Update: Matched in categorical general surgery :D!!!! I matched in the third of 3 categorical spots I ranked, so it easily could have gone the other way. Even if I had ended up in a prelim spot, I would be glad that I went for it. I'm super happy about the program I'm going to and appreciate all the advice!
 
  • Like
Reactions: 1 user
I was wondering what happened to OP. Glad everything worked out for ya. :)
 
How much experience to they get in abdominal procedures? What happens when they run into some adhesions from prior surgeries and make an enterotomy? I'd say 200+ c-sections is not enough to adequately do surgery. There's a reason that OBGYN and General Surgery are 4 and 5 year residencies. You will also have some issues with jobs. There will be pushback from boarded OBGYN for providing these services at the same hospital. There will be alot of politics involved in this. You're likely to end up mostly in rural locations for the most part.

As for magical training in magical locations? There's something to do with experience and practice. As I said earlier, you just don't get that in a 1-year fellowship. Just because people are doing it doesn't make it a good thing.

they call a general surgeon :laugh:
 
I used to love procedures until I realized how much time they take out of your day.

good point. the OR can be an extremely inefficient place. Delays in cases, delays getting out of the room, nursing checklists, pre-op checklists. That "I love the OR" was something you experience as a student when everything was new and you got to see medicine happening before your eyes versus rounding all day. However, most in surgery will tell you it is not worth it. This guy ate or drank, case is delayed now your operating case is starting at 8/9pm.

Calls in the middle of the night because the patient did XYZ and is bleeding. Calls in middle of the night when you are not on call because a patient you operated on 2 years ago is in the hospital again but since you operated on them you get called. There is a lot more to it then doing a case in the OR. Think long and hard before you make a bad decision. Lot's of fields do procedures and they get the great benefit of avoiding the awful inefficiency of the hospital operating room.
 
good point. the OR can be an extremely inefficient place. Delays in cases, delays getting out of the room, nursing checklists, pre-op checklists. That "I love the OR" was something you experience as a student when everything was new and you got to see medicine happening before your eyes versus rounding all day. However, most in surgery will tell you it is not worth it. This guy ate or drank, case is delayed now your operating case is starting at 8/9pm.
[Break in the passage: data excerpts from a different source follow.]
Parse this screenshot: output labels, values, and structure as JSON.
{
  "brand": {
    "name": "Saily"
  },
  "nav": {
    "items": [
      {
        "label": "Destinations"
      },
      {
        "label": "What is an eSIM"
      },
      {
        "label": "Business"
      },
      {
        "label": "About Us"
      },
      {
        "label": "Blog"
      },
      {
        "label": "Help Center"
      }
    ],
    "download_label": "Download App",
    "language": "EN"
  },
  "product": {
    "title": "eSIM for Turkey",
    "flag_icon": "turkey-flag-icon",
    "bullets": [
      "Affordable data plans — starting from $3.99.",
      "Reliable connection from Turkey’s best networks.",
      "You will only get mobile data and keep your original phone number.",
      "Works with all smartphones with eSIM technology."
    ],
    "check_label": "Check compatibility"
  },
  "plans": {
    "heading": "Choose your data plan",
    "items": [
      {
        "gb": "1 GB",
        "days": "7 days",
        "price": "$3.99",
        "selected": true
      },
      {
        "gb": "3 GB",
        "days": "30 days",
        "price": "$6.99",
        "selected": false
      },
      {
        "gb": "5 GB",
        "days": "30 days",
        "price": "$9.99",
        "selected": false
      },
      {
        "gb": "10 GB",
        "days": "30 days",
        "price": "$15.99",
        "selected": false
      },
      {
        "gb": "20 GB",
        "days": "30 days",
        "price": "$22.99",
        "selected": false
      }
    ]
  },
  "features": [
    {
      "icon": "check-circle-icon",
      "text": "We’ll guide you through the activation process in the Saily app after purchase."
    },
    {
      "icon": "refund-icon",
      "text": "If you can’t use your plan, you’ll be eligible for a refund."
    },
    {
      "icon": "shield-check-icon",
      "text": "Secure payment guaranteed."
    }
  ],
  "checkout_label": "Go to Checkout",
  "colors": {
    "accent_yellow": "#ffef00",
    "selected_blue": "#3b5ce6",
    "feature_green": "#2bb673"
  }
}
Calls in the middle of the night because the patient did XYZ and is bleeding. Calls in middle of the night when you are not on call because a patient you operated on 2 years ago is in the hospital again but since you operated on them you get called. There is a lot more to it then doing a case in the OR. Think long and hard before you make a bad decision. Lot's of fields do procedures and they get the great benefit of avoiding the awful inefficiency of the hospital operating room.
This is an extremely negative and nonrepresentative experience. I'm very happy with my choice even many years in , as are most of my friends and colleagues, and look forward to days in the OR much more than days in the office. The ones who are not happy are those who are chronically unhappy negative type of personalities who find fault in everything.

It's true that the OR is inefficient but there are tons of surgery centers around that want your business and will do whatever they can to get it including making things more efficient.
 
  • Like
Reactions: 4 users
Not all practices and operating rooms are as inefficient as your garden-variety academic center.

Surgery absolutely isn't for everyone, but some people really enjoy the finer, technical aspects of it. I've got some great friends "across the curtain" who genuinely get satisfaction from the challenge and the work. Sure the hours and the duration of training is a bit of a drag, but the field takes dedication.